Sehr geehrte Kolleginnen und Kollegen,

die Kommunen und die Bewohner:innen der Region um Halle und Leipzig sehen sich seit mehr als einem Jahr mit einem Antrag des Flughafens Leipzig-Halle auf ein Planfeststellungsverfahren konfrontiert. Mit diesem soll der Flughafen weiter ausgebaut werden. Dabei soll das sogenannte Vorfeld bei DHL erweitert werden, damit dort in möglichst kurzer Zeit und ohne Verzögerungen mehr Flugzeuge schnell abgefertigt werden können. Da schnippt also DHL mit dem Finger und der Flughafen springt, macht sich die das Ansinnen zu eigen. Damit einher geht eine massive Erhöhung des Frachtverkehrsaufkommens insgesamt aber vor allem in der Nacht. Wobei selbst die Prognosen für den Fall, dass ein Ausbau nicht genehmigt wird, von einem steigenden Frachtverkehrsaufkommen ausgehen. Auch hier wieder verstärkt in der Nacht.

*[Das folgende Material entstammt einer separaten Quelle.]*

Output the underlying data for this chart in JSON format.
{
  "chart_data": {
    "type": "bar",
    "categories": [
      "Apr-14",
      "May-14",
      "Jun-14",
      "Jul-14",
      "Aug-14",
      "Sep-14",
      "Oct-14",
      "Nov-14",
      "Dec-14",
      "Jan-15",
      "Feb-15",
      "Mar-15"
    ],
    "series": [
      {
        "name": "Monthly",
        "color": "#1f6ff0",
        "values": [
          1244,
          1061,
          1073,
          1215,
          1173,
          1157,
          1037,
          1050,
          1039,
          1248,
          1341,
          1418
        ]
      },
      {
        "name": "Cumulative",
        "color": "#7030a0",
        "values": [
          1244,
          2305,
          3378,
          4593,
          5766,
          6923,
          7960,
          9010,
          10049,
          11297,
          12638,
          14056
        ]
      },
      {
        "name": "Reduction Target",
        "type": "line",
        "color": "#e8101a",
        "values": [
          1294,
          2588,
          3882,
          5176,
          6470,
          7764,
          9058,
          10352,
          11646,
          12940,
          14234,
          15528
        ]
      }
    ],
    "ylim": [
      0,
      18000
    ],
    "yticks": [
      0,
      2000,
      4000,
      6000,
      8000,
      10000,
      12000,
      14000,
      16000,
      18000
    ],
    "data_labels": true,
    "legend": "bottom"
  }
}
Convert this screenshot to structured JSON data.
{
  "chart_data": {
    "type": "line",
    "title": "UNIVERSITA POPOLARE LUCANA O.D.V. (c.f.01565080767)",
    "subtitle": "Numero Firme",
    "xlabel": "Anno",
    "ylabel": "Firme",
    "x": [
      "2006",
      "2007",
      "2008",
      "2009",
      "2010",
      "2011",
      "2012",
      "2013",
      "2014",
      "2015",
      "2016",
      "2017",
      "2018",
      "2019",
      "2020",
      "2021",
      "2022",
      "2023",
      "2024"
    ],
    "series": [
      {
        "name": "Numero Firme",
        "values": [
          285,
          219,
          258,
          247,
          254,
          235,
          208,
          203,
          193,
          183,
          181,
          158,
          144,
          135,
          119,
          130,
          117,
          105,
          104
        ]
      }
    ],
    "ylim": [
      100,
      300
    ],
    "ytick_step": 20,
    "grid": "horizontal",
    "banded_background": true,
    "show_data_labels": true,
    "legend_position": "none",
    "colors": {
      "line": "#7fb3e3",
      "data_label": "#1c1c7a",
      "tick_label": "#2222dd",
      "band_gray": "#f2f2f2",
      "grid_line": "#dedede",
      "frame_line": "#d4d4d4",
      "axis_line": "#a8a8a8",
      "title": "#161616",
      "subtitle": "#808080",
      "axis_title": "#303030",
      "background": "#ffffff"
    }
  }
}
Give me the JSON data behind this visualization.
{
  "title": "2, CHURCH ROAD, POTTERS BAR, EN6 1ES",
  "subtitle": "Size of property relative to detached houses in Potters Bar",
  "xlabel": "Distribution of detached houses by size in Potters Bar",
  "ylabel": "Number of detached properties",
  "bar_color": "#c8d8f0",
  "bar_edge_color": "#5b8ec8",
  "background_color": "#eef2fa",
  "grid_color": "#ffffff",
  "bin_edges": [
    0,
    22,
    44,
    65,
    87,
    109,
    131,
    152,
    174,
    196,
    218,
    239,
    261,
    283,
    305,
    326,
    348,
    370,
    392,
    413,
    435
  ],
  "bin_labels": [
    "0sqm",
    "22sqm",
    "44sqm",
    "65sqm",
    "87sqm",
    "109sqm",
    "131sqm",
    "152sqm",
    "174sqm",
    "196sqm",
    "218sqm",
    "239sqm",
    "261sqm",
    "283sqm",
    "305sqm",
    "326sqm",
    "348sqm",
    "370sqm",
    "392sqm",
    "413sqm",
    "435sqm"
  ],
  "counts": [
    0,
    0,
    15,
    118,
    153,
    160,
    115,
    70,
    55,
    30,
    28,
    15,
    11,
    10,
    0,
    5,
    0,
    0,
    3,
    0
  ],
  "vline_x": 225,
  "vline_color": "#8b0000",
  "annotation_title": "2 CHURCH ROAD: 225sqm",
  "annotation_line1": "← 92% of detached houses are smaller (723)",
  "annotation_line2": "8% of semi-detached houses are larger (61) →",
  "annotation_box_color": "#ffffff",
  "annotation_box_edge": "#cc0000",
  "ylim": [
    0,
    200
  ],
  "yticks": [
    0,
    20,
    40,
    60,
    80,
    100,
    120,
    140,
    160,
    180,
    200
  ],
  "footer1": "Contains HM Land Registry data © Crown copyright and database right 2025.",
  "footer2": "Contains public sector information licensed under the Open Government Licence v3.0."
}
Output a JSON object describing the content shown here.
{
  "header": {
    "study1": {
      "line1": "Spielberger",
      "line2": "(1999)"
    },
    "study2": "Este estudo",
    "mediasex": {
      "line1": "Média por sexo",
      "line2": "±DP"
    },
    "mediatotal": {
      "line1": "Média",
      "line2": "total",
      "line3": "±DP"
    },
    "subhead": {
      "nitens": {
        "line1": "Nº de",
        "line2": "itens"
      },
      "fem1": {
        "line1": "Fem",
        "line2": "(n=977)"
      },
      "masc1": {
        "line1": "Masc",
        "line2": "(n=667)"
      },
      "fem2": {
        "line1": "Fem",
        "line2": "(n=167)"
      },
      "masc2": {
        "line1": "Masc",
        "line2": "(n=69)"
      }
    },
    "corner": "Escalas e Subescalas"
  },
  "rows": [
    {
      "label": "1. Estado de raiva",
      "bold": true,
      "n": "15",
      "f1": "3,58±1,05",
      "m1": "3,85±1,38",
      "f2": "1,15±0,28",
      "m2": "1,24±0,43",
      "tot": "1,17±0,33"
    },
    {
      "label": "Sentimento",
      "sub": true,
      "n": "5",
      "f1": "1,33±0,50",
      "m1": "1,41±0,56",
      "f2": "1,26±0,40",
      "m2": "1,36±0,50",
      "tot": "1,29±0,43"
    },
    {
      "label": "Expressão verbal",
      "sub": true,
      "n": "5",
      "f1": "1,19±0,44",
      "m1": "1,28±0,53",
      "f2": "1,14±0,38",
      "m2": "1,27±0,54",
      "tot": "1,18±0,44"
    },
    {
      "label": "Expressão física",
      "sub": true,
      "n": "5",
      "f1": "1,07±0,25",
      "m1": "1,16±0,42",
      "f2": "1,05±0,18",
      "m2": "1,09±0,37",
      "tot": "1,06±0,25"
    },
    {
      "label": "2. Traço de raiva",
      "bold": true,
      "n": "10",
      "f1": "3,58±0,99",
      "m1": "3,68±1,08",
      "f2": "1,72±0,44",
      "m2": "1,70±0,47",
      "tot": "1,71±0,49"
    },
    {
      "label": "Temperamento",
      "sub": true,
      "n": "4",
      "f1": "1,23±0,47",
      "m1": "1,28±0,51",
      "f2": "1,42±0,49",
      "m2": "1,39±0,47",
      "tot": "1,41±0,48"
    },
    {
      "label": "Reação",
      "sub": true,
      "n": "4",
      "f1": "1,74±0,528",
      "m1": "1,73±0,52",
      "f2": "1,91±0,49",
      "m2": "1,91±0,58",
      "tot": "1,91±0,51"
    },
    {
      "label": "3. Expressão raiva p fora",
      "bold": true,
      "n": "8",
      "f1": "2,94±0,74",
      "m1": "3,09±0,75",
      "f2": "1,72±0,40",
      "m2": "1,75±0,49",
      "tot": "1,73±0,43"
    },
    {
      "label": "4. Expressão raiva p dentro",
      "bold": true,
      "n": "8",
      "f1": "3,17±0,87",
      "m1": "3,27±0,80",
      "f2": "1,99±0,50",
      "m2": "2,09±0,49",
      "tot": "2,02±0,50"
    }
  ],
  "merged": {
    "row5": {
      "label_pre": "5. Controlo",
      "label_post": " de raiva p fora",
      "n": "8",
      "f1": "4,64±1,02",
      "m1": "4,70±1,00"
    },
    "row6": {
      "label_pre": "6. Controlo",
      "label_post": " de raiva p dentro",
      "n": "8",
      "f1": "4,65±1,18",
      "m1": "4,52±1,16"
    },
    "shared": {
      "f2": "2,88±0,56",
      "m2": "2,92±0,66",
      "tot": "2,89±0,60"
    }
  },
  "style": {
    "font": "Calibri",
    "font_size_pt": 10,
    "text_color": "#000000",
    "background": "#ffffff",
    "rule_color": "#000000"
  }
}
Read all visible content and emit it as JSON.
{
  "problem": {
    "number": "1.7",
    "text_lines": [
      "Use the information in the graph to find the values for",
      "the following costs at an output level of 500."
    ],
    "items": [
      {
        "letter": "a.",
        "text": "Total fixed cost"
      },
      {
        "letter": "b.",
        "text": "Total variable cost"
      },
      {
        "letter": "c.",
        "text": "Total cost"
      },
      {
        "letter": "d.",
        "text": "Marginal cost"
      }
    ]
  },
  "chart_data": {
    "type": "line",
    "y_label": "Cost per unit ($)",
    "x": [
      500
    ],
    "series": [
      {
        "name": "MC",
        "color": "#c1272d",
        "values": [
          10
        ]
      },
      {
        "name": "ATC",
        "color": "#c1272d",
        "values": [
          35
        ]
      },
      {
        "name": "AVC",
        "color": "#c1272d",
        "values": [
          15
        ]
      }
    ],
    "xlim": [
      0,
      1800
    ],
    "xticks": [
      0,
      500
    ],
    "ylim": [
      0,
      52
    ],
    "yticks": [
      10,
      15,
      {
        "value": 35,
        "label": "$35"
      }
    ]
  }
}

Lassen Sie uns nun mal gedanklich einen Blick hinter die Kulissen werfen bzw. hinter die Fenster der Betroffenen schauen. Es ist gegen 22:00 Uhr und so mancher beschließt den Tag, um am nächsten Tag wieder seinen Dingen nachzugehen. Während in vielen Gebieten die Menschen die Fenster zu Schlaf- und Kinderzimmern öffnen, schließen die meisten Menschen in der Region die Fenster, denn ab jetzt werden innerhalb von ca. 3 Stunden etwa 75 bis 80 Flugzeuge landen, um dann zwischen 3:00 und 6:00 Uhr wieder zu starten. Das bei geöffnetem Fenster ohne aufzuwachen durchzuhalten, ist nur wenigen vergönnt. Gesund ist es aber auch für jene, die durchschlafen können, auf keinen Fall. Aber da wären ja noch die vom Flughafen vor zehn Jahren auf Antrag eingebauten Lüfter, zumindest in den wenigen Gemeinden und Ortschaften der sogenannten Nachtflugzone. Ehrlich gesagt kenne ich in meiner Nachbarschaft kaum einen, der diese Lüfter heute noch betreibt. Denn sie fressen Strom und das in mehreren Zimmern. Sie sind inzwischen völlig veraltet und müssten ausgetauscht werden. Und für die Wartung muss man selbst aufkommen. Also zum Lärm noch Kosten über Kosten, nur weil hier im Land und im benachbarten Sachsen unbedingt an der Nachtfluggenehmigung für den Frachtverkehr festgehalten wird. Und wenn wir dann schon mal beim Lärm sind, so sprechen wir in der unmittelbaren Umgebung, also Kabelsketal, Schkopau auf sachsen-anhaltischer Seite von Lärmereignissen von mehr als 64 Dezibel bis 88 Dezibel als Maximalpegel. Diese treten nach den statistischen Daten von 2018 in Großkugel insgesamt so oft auf, wie Flugbewegungen registriert sind, als um die 150 Mal pro Nacht! Und das soll jetzt weiter ausgebaut werden. Weitere 30 Starts und Landungen in den genannten kleinen Zeitfenstern und damit durchschnittlich alle 100 Sekunden sollen nach dem Willen von DHL hinzukommen -pro Nacht! Dazu kommt, dass der Anteil der Großraumflugzeuge, die wesentlich lauter sind, enorm steigen soll. Von diesen Lärmbelastungen sind 240.000 Menschen stark bis sehr stark und im Großraum ca. 1,5 Millionen Menschen insgesamt betroffen. Übrigens haben von den 240.000 nur 23.000 Lärmschutzfenster erhalten.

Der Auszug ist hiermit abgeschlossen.